Suggested Actions for Borrowers During This Time

Borrowers should take the time they have now to save, pay down their debt, and prepare for the potential implications of the court’s ruling. Additionally, borrowers should research loan forgiveness programs and other options that may help reduce their burden of student loan debt.

Finally, borrowers should stay informed about the Supreme Court case and any new developments. Keeping up with news and regularly reviewing your loan agreements can help ensure that you are prepared for whatever comes next. It is important to remember that you do have options and taking advantage of them may help ease the burden of student loan debt in the future.

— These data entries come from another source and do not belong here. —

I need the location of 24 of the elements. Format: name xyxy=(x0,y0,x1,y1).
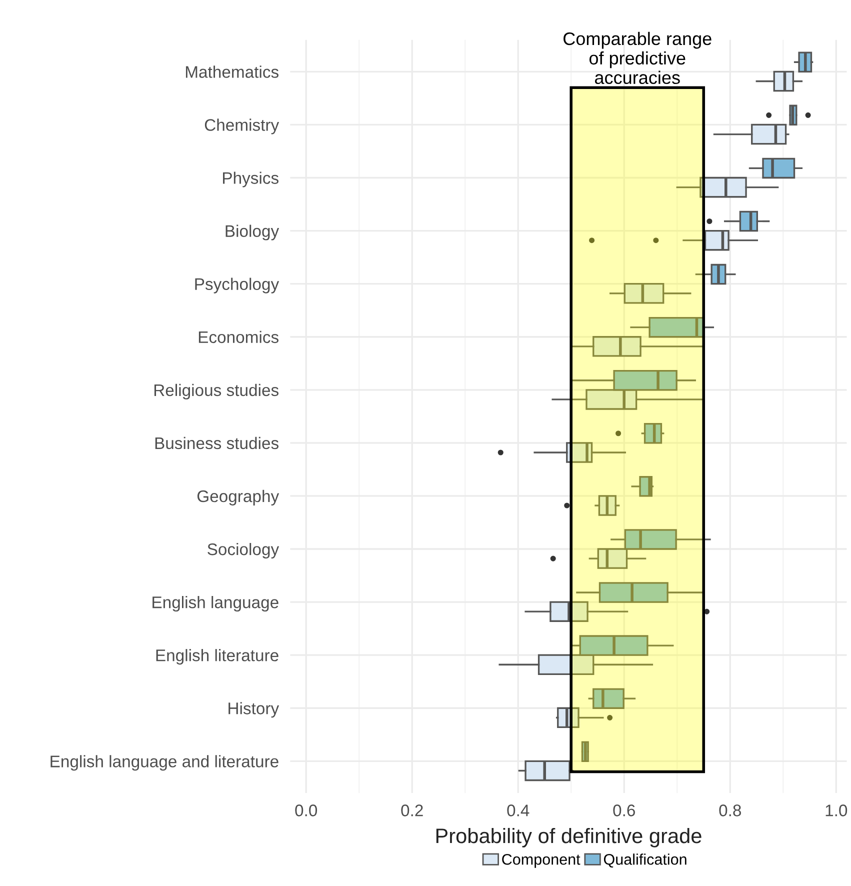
x-tick-label: 0.4 xyxy=(507,804,530,816)
legend-label: Qualification xyxy=(604,854,686,868)
y-tick-label: Psychology xyxy=(195,278,280,294)
y-tick-label: Business studies xyxy=(155,436,278,450)
y-tick-label: Economics xyxy=(198,330,278,344)
y-tick-label: English language and literature xyxy=(50,755,278,771)
y-tick-label: English language xyxy=(152,596,278,612)
x-tick-label: 0.6 xyxy=(613,804,635,816)
x-tick-label: 0.2 xyxy=(401,804,423,816)
y-tick-label: English literature xyxy=(156,649,278,665)
y-tick-label: Physics xyxy=(223,172,278,188)
y-tick-label: Biology xyxy=(226,224,280,240)
x-axis-title: Probability of definitive grade xyxy=(436,828,702,848)
y-tick-label: Sociology xyxy=(208,542,280,559)
y-tick-label: History xyxy=(228,702,280,718)
x-tick-label: 0.8 xyxy=(719,804,741,816)
y-tick-label: Chemistry xyxy=(204,118,280,134)
band-label: Comparable range of predictive accuracies xyxy=(564,32,712,84)
x-tick-label: 1.0 xyxy=(826,804,848,816)
x-tick-label: 0.0 xyxy=(295,804,318,816)
y-tick-label: Mathematics xyxy=(186,66,278,78)
y-tick-label: Geography xyxy=(197,490,280,506)
y-tick-label: Religious studies xyxy=(154,384,278,400)
legend-label: Component xyxy=(502,854,580,868)
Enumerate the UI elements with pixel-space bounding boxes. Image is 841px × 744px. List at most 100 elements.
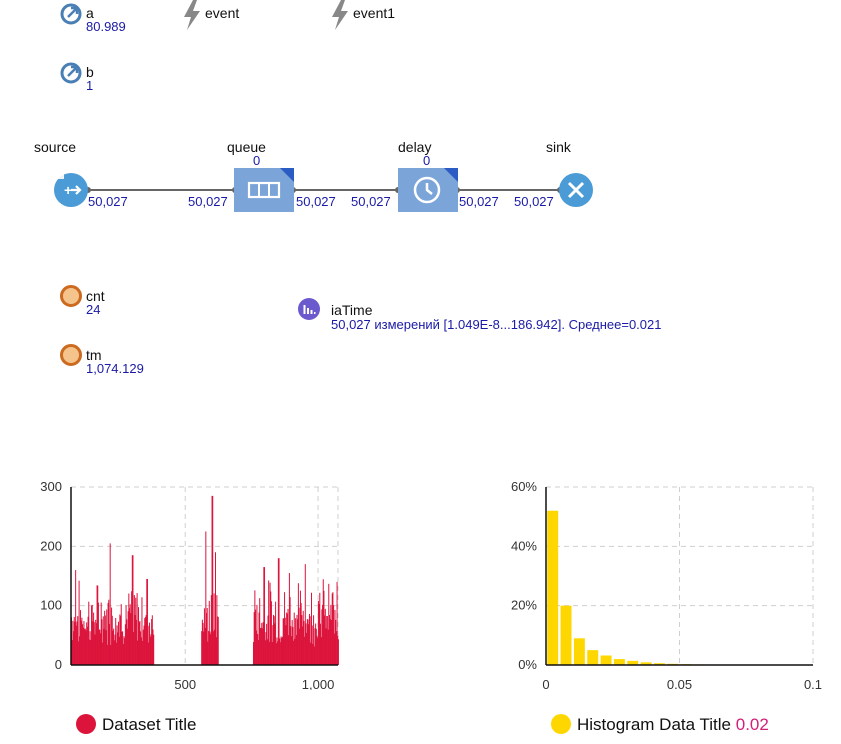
data-bar	[73, 631, 75, 665]
data-bar	[131, 591, 133, 665]
data-bar	[310, 642, 312, 665]
data-bar	[297, 583, 299, 665]
data-bar	[206, 607, 208, 665]
event-name: event1	[353, 5, 396, 21]
data-bar	[306, 632, 308, 665]
data-bar	[87, 616, 89, 665]
data-bar	[144, 617, 146, 665]
data-bar	[91, 605, 93, 665]
data-bar	[263, 567, 265, 665]
legend-label: Dataset Title	[102, 715, 197, 734]
data-bar	[297, 619, 299, 665]
data-bar	[115, 642, 117, 665]
data-bar	[334, 609, 336, 665]
data-bar	[333, 605, 335, 665]
data-bar	[211, 495, 213, 665]
data-bar	[311, 592, 313, 665]
parameter-value: 80.989	[86, 19, 126, 34]
data-bar	[215, 637, 217, 665]
queue-out-count: 50,027	[296, 194, 336, 209]
data-bar	[289, 597, 291, 665]
data-bar	[137, 640, 139, 665]
data-bar	[266, 623, 268, 665]
data-bar	[273, 616, 275, 665]
parameter-icon	[60, 62, 82, 84]
data-bar	[255, 630, 257, 665]
delay-size: 0	[423, 153, 431, 168]
data-bar	[129, 604, 131, 665]
data-bar	[295, 618, 297, 665]
x-tick-label: 0.1	[804, 677, 822, 690]
statistics-summary: 50,027 измерений [1.049E-8...186.942]. С…	[331, 317, 662, 332]
data-bar	[326, 615, 328, 665]
data-bar	[138, 607, 140, 665]
data-bar	[322, 604, 324, 665]
data-bar	[322, 579, 324, 665]
data-bar	[293, 640, 295, 665]
data-bar	[210, 634, 212, 665]
data-bar	[77, 641, 79, 665]
data-bar	[262, 622, 264, 665]
data-bar	[120, 615, 122, 665]
data-bar	[312, 643, 314, 665]
data-bar	[303, 620, 305, 665]
data-bar	[216, 595, 218, 665]
data-bar	[317, 600, 319, 665]
data-bar	[80, 620, 82, 665]
data-bar	[84, 628, 86, 665]
data-bar	[327, 629, 329, 665]
data-bar	[217, 616, 219, 665]
data-bar	[100, 633, 102, 665]
data-bar	[146, 578, 148, 665]
data-bar	[319, 623, 321, 665]
histogram-bar	[573, 638, 585, 665]
data-bar	[127, 611, 129, 665]
data-bar	[115, 617, 117, 665]
data-bar	[324, 615, 326, 665]
data-bar	[313, 615, 315, 665]
variable-value: 24	[86, 302, 101, 317]
histogram-bar	[640, 662, 652, 665]
variable-icon	[60, 285, 82, 307]
data-bar	[100, 602, 102, 665]
y-tick-label: 0	[55, 657, 62, 672]
data-bar	[93, 612, 95, 665]
y-tick-label: 100	[40, 598, 62, 613]
y-tick-label: 40%	[511, 538, 537, 553]
data-bar	[316, 635, 318, 665]
data-bar	[93, 622, 95, 665]
data-bar	[83, 621, 85, 665]
block-label: source	[34, 139, 77, 155]
data-bar	[104, 615, 106, 665]
data-bar	[313, 646, 315, 665]
data-bar	[286, 612, 288, 665]
delay-in-count: 50,027	[351, 194, 391, 209]
data-bar	[94, 634, 96, 665]
histogram-bar	[613, 659, 625, 665]
data-bar	[275, 601, 277, 665]
data-bar	[323, 590, 325, 665]
data-bar	[298, 607, 300, 665]
data-bar	[285, 625, 287, 665]
data-bar	[84, 629, 86, 665]
data-bar	[106, 644, 108, 665]
x-tick-label: 0	[542, 677, 549, 690]
data-bar	[293, 612, 295, 665]
data-bar	[325, 628, 327, 665]
data-bar	[95, 619, 97, 665]
data-bar	[123, 636, 125, 665]
queue-size: 0	[253, 153, 261, 168]
data-bar	[201, 631, 203, 665]
data-bar	[152, 629, 154, 665]
data-bar	[138, 622, 140, 665]
data-bar	[79, 636, 81, 665]
data-bar	[133, 631, 135, 665]
data-bar	[279, 638, 281, 665]
data-bar	[102, 616, 104, 665]
data-bar	[276, 637, 278, 665]
y-tick-label: 20%	[511, 598, 537, 613]
data-bar	[335, 631, 337, 665]
data-bar	[320, 637, 322, 665]
data-bar	[108, 623, 110, 665]
data-bar	[86, 622, 88, 665]
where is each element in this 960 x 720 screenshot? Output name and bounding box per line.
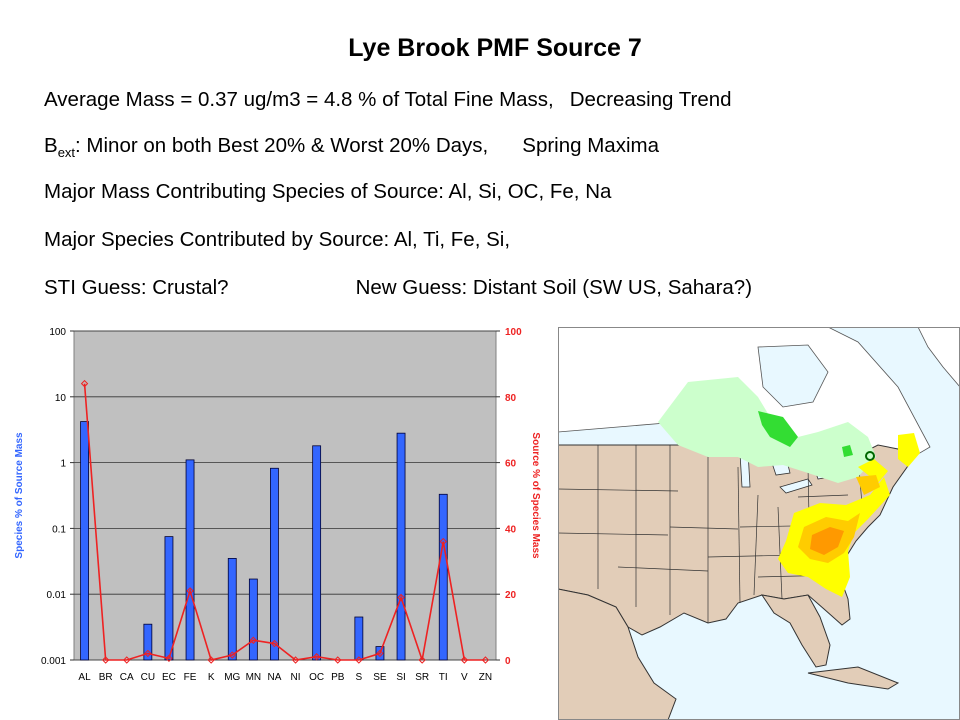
category-label: FE [184, 672, 197, 683]
category-label: SE [373, 672, 387, 683]
category-label: S [356, 672, 363, 683]
lake-erie [779, 478, 813, 494]
trend-text: Decreasing Trend [569, 88, 732, 111]
line-marker-pb [334, 656, 342, 664]
left-axis-tick-label: 100 [49, 327, 66, 338]
right-axis-tick-label: 40 [505, 524, 517, 535]
left-axis-tick-label: 0.1 [52, 524, 66, 535]
line-marker-ca [123, 656, 131, 664]
bext-text: : Minor on both Best 20% & Worst 20% Day… [75, 134, 489, 157]
category-label: K [208, 672, 215, 683]
category-label: MG [224, 672, 240, 683]
left-axis-tick-label: 0.001 [41, 656, 66, 667]
line-marker-se [376, 649, 384, 658]
bar-na [270, 467, 279, 661]
new-guess-text: New Guess: Distant Soil (SW US, Sahara?) [355, 276, 753, 299]
bar-ec [164, 536, 174, 661]
category-label: SR [415, 672, 429, 683]
line-marker-zn [481, 656, 490, 664]
line-marker-na [270, 639, 279, 648]
line-marker-al [80, 379, 89, 388]
line-marker-ti [439, 537, 447, 546]
bar-ti [438, 493, 448, 661]
category-label: AL [78, 672, 91, 683]
left-axis-tick-label: 0.01 [47, 590, 67, 601]
cuba [807, 666, 900, 690]
northern-coast [917, 327, 960, 388]
right-axis-tick-label: 100 [505, 327, 522, 338]
line-marker-sr [418, 656, 426, 664]
med-contour [758, 411, 798, 447]
right-axis-tick-label: 0 [505, 656, 511, 667]
category-label: BR [99, 672, 113, 683]
category-label: PB [331, 672, 345, 683]
bar-s [354, 616, 364, 661]
category-label: CA [120, 672, 134, 683]
bext-symbol: B [44, 134, 58, 157]
average-mass-line: Average Mass = 0.37 ug/m3 = 4.8 % of Tot… [44, 88, 732, 112]
bext-subscript: ext [57, 145, 76, 161]
mexico-land [558, 588, 677, 720]
average-mass-text: Average Mass = 0.37 ug/m3 = 4.8 % of Tot… [44, 88, 554, 111]
line-marker-mn [249, 636, 258, 644]
florida [760, 594, 831, 668]
hudson-bay [757, 344, 829, 408]
line-marker-si [397, 593, 405, 602]
bar-cu [143, 623, 153, 661]
bar-fe [185, 459, 195, 661]
line-marker-oc [312, 653, 321, 661]
category-label: NI [291, 672, 301, 683]
category-label: CU [141, 672, 155, 683]
line-marker-v [460, 656, 469, 664]
line-marker-s [355, 656, 363, 664]
source-region-map [558, 327, 960, 720]
sti-guess-text: STI Guess: Crustal? [44, 276, 229, 299]
med-contour-small [842, 445, 853, 457]
bar-oc [312, 445, 322, 661]
line-marker-ec [165, 654, 173, 663]
major-mass-species-line: Major Mass Contributing Species of Sourc… [44, 180, 612, 203]
line-marker-cu [144, 649, 152, 658]
guess-line: STI Guess: Crustal? New Guess: Distant So… [44, 276, 752, 300]
category-label: TI [439, 672, 448, 683]
high-contour-ne [858, 459, 888, 483]
slide-title: Lye Brook PMF Source 7 [348, 34, 642, 62]
highest-contour [810, 527, 844, 555]
category-label: MN [246, 672, 262, 683]
seasonal-text: Spring Maxima [522, 134, 659, 157]
line-marker-k [207, 656, 215, 664]
line-marker-br [101, 656, 110, 664]
category-label: ZN [479, 672, 492, 683]
line-marker-ni [291, 656, 300, 664]
right-axis-tick-label: 80 [505, 393, 517, 404]
category-label: OC [309, 672, 324, 683]
category-label: NA [267, 672, 281, 683]
category-label: V [461, 672, 468, 683]
right-axis-title: Source % of Species Mass [530, 432, 541, 559]
right-axis-tick-label: 60 [505, 459, 517, 470]
plot-area [73, 330, 497, 661]
higher-contour-ne [856, 475, 880, 495]
left-axis-title: Species % of Source Mass [14, 432, 25, 559]
left-axis-tick-label: 1 [60, 459, 66, 470]
bext-line: Bext: Minor on both Best 20% & Worst 20%… [44, 134, 659, 160]
site-marker-icon [865, 451, 875, 461]
category-label: EC [162, 672, 176, 683]
source-profile-chart: 0.001 0.01 0.1 1 10 100 0 20 40 60 80 100 AL BR CA CU EC… [14, 327, 541, 683]
bar-si [396, 432, 406, 661]
line-marker-fe [186, 587, 194, 595]
bar-mn [248, 578, 258, 661]
left-axis-tick-label: 10 [55, 393, 67, 404]
major-species-line: Major Species Contributed by Source: Al,… [44, 228, 511, 251]
right-axis-tick-label: 20 [505, 590, 517, 601]
source-percent-line [83, 383, 486, 661]
line-marker-mg [228, 651, 236, 659]
category-label: SI [396, 672, 405, 683]
bar-al [80, 421, 89, 661]
bar-mg [227, 558, 237, 661]
high-contour-east [898, 433, 920, 467]
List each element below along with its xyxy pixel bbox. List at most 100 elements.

By staying informed, understanding their loan terms, and taking action now, borrowers can be better prepared for the outcome of the Supreme Court case and manage their student debt responsibly. Whatever the court decides, there are ways to maintain financial stability and make progress toward loan repayment.

Conclusion:

The outcome of this case is still up in the air; however, it could mean big things for student loan borrowers no matter which way it goes. Whether it’s a collection activity pause or complete loan forgiveness, any decision made by the Supreme Court could drastically reduce stress and financial burden on millions of Americans across our nation. To make sure you’re prepared for whatever happens next, make sure to save money usually put toward your student debt each month and pay down more expensive debts like credit cards while we wait to see what happens with this case. Doing so now could lead to more financial freedom down the road!